Although the developed mesh structures were solvent exchanged and maintained in ethanol (never-dried), it is possible to achieve flexible dry meshes. The chitosan-sorbed TOCNF mesh demonstrated high fidelity and flexibility, as shown in Figure a–c. An additional post-treatment with homobifunctional cross-linkers such as glutaraldehyde can target the primary reaction toward the amine group in chitosan to obtain mesh structures with enhanced flexibility (Figure d, e). Saturated dialdehydes such as glutaraldehyde have acquired wide acceptance as cross-linkers, fixators, and disinfectors in biomedicine.[45,46] Glutaraldehyde is a safe cross-linker with no cytotoxicity, provided it is utilized at a suitable concentration (below 8%).[47] Moreover, glutaraldehyde has been frequently reported as an effective cross-linker for chitosan[48,49] and nanocellulose[21,50,51] to form mechanically robust structures, forming irreversible covalent bonds between macromolecular chains. Although the cross-linking post-treatment was optional, it is critical to select a suitable cross-linking approach. For instance, the commonly reported aqueous salt immersion (CaCl2, 1M) cross-linking produced more brittle structures (Figure S5).

Figure 6

(a–c) Non-cross-linked freeze-dried chitosan-sorbed TOCNF. (a) 3D printed TOCNF lattice and (b, c) flexible dried chitosan-sorbed structure. (d, e) Dried chitosan-sorbed mesh structure with improved flexibility after post-treatment with glutaraldehyde. (e) Photograph of a rewet cross-linked chitosan-sorbed TOCNF.

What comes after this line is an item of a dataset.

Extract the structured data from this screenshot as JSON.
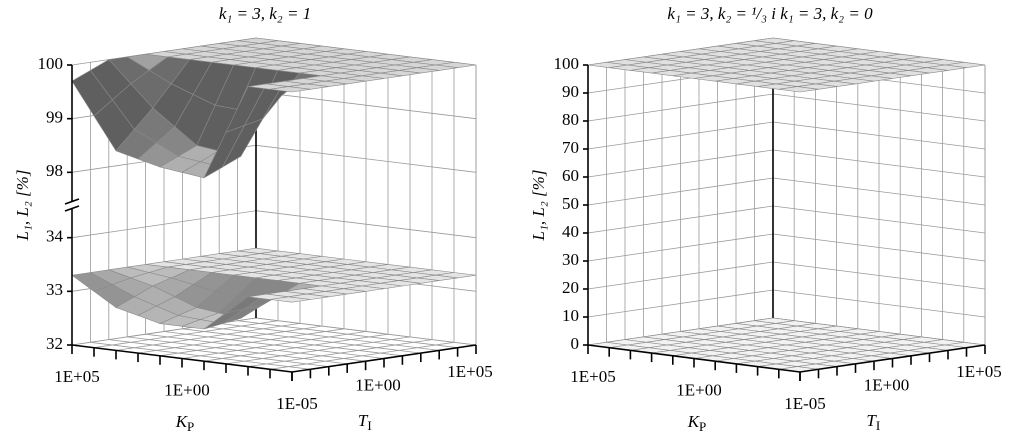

Overall, DIW is a promising technique for developing customized structures and fine-tuning the properties according to the desired applications. The excellent biocompatibility and negligible cytotoxicity toward human monocyte/macrophages make the nanocellulose/chitosan compositions (meshes) great options for further in vivo investigations.

Conclusions

This study examined possible approaches to process chitosan and nanocellulose by Direct Ink Writing (DIW) to develop mesh implants. The DIW technique is shown as a promising approach to adjust all the required geometrical details such as mesh shape, dimensions, infill density, and opening size. The investigated approaches included mixing the biomaterial, layer-by-layer deposition of oppositely charged components via multiple printheads, and chitosan-sorbed post-treatment on 3D printed nanocellulose meshes. The chitosan-sorbed nanocellulose displayed the best performance within all samples, with a modulus as high as 683 ± 63 MPa and tensile strength of 2.46 ± 0.44 MPa, while the associated values for pure nanocellulose were 307 and 0.25 MPa, respectively. The samples exhibited a maximum of 10% weight loss after 28 days of immersion in pH 7.4 and 5. The biological observations showed excellent biocompatibility, negligible cytotoxicity, and pro-inflammatory activation-suppressing activity for chitosan-sorbed TOCNF in THP-1 human monocyte/macrophages, indicating these biocomposites as a promising candidate for implant administration.